Now, 50 years after that second Championship success, a book about the legendary Kenyon entitled Don Kenyon – His Own Man is due to be published at the end of the current season.

It has been a labour of love for its author, Tim Jones, who is chairman of the Worcestershire Heritage Group and is also a recently-elected Worcestershire Board member.

He has interviewed dozens of people, including Don’s widow Jean and his daughter Sue, many former teammates and opponents, in putting together the 65,000-word publication, which should be priced at around £13.

The foreword to the book is by former Worcestershire captain Phil Neale, who worked with Don during his spell as an active committee member.

Don, who died in 1996 aged 72, scored 37,002 first-class runs for Worcestershire, is third on their all-time list of centurions with 74 – behind only Graeme Hick and Glenn Turner – and made the most ever appearances for the county with 589.

He was also the first person to be appointed an England selector while still a current player and this duty involved him having to miss several matches each season.

Don was also a highly respected member of the county’s committee for several years, including the turbulent period in the mid-1970s.

Jones said of the book: “It was something I wanted to do for a while, to write something on a Worcestershire subject, and I couldn’t come up with which idea.

“I was out with a friend and suddenly I said ‘I’ve got it, I know what needs to be done.

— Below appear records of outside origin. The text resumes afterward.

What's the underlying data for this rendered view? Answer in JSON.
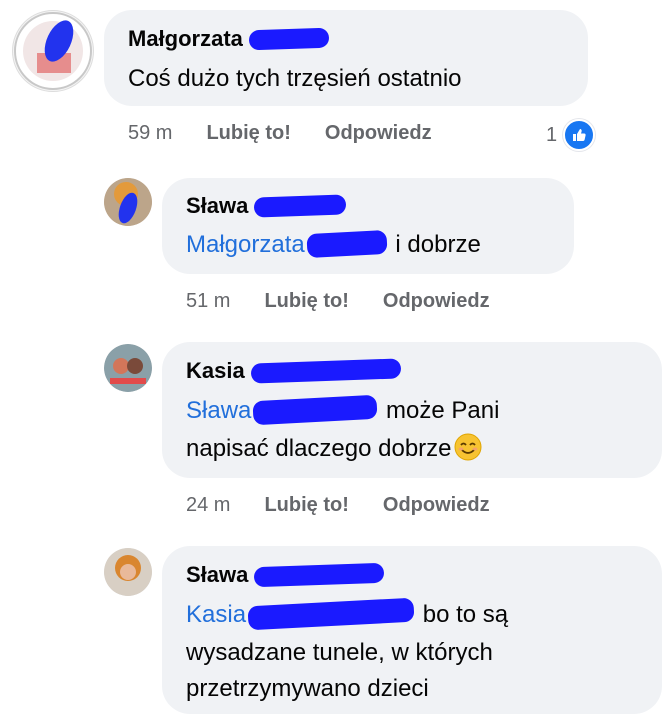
{
  "comments": [
    {
      "author": "Małgorzata",
      "text": "Coś dużo tych trzęsień ostatnio",
      "time": "59 m",
      "like_label": "Lubię to!",
      "reply_label": "Odpowiedz",
      "reaction_count": "1"
    },
    {
      "author": "Sława",
      "mention": "Małgorzata",
      "text": "i dobrze",
      "time": "51 m",
      "like_label": "Lubię to!",
      "reply_label": "Odpowiedz"
    },
    {
      "author": "Kasia",
      "mention": "Sława",
      "text_line1": "może Pani",
      "text_line2": "napisać dlaczego dobrze",
      "time": "24 m",
      "like_label": "Lubię to!",
      "reply_label": "Odpowiedz"
    },
    {
      "author": "Sława",
      "mention": "Kasia",
      "text_line1": "bo to są",
      "text_line2": "wysadzane tunele, w których",
      "text_line3": "przetrzymywano dzieci"
    }
  ],
  "colors": {
    "bubble": "#f0f2f5",
    "mention": "#216fdb",
    "meta": "#65676b",
    "redaction": "#1a1aff",
    "like": "#1877f2"
  },
  "icons": [
    "like-thumb-icon",
    "smiling-face-emoji"
  ]
}
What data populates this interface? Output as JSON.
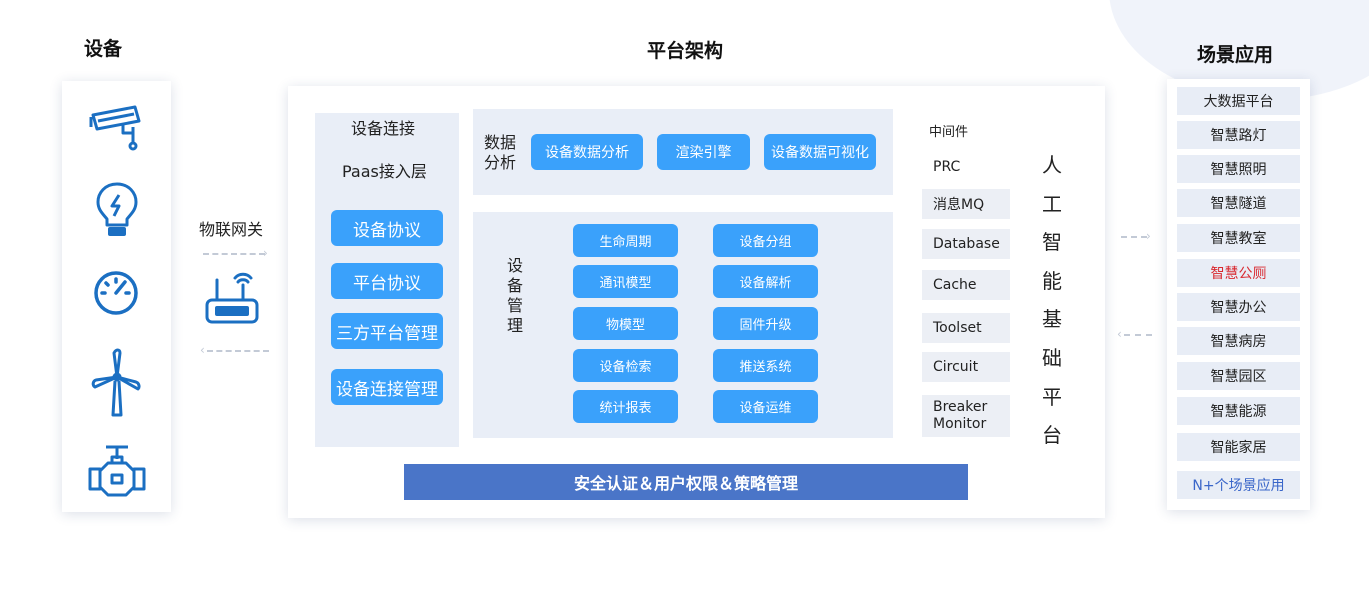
{
  "colors": {
    "accent_blue": "#3aa1fb",
    "security_bar": "#4a75c8",
    "panel_bg": "#e9eef7",
    "icon_blue": "#1b6fc2",
    "highlight_red": "#d9282f",
    "last_scene_text": "#3a66c9"
  },
  "devices": {
    "title": "设备",
    "icons": [
      "cctv-camera-icon",
      "smart-bulb-icon",
      "gauge-meter-icon",
      "wind-turbine-icon",
      "pipe-valve-icon"
    ]
  },
  "gateway": {
    "label": "物联网关",
    "icon": "router-icon"
  },
  "platform": {
    "title": "平台架构",
    "connection": {
      "title": "设备连接",
      "subtitle": "Paas接入层",
      "buttons": [
        "设备协议",
        "平台协议",
        "三方平台管理",
        "设备连接管理"
      ]
    },
    "data_analysis": {
      "label_line1": "数据",
      "label_line2": "分析",
      "buttons": [
        "设备数据分析",
        "渲染引擎",
        "设备数据可视化"
      ]
    },
    "device_management": {
      "label": [
        "设",
        "备",
        "管",
        "理"
      ],
      "left_buttons": [
        "生命周期",
        "通讯模型",
        "物模型",
        "设备检索",
        "统计报表"
      ],
      "right_buttons": [
        "设备分组",
        "设备解析",
        "固件升级",
        "推送系统",
        "设备运维"
      ]
    },
    "middleware": {
      "title": "中间件",
      "prc": "PRC",
      "items": [
        "消息MQ",
        "Database",
        "Cache",
        "Toolset",
        "Circuit"
      ],
      "breaker_line1": "Breaker",
      "breaker_line2": "Monitor"
    },
    "ai_platform": {
      "chars": [
        "人",
        "工",
        "智",
        "能",
        "基",
        "础",
        "平",
        "台"
      ]
    },
    "security_bar": "安全认证＆用户权限＆策略管理"
  },
  "scenes": {
    "title": "场景应用",
    "items": [
      "大数据平台",
      "智慧路灯",
      "智慧照明",
      "智慧隧道",
      "智慧教室",
      "智慧公厕",
      "智慧办公",
      "智慧病房",
      "智慧园区",
      "智慧能源",
      "智能家居"
    ],
    "highlighted": "智慧公厕",
    "last": "N+个场景应用"
  }
}
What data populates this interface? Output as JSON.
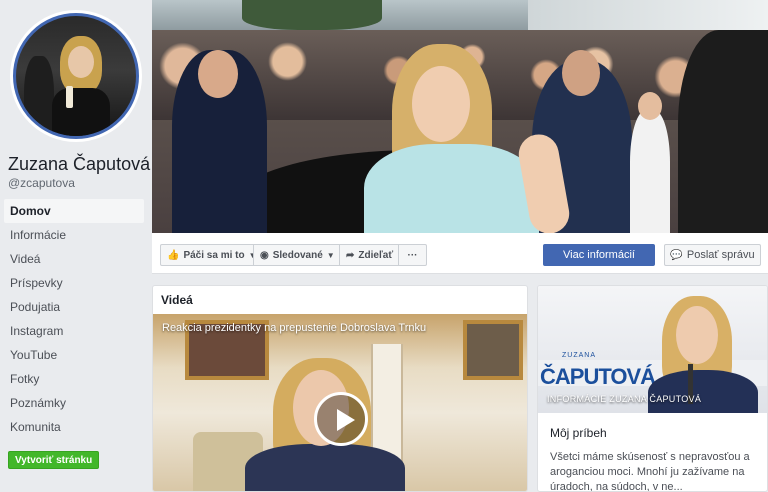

There is nothing about Don. We know his career statistics, but there is nothing about him as a person’.

“That was the moment I realised this is what I wanted to do and I’m so pleased I have.

“I have interviewed 25 or more people, a lot of the Worcestershire team from when he played — Norman Gifford, Ron Headley, Roy Booth, Duncan Fearnley, Alan Ormrod, John Elliott, Norman Whiting, Glenn Turner, etc. Other contributors included Jeff Jones, Don Shepherd, Ray Illingworth, Geoff Boycott, Mike Beddow and Grace Fuller.

“Mike Vockins (Worcestershire club secretary-chief executive for 30 years) has been excellent as well with his contribution and Phil Neale is doing the foreword. He has big respect for Don.

“Don was a very meticulous man. There are lots of photos, scorecards, menus, even his demob papers from the war and receipts from all the gifts he brought back from the Worcestershire world tour of 1965.”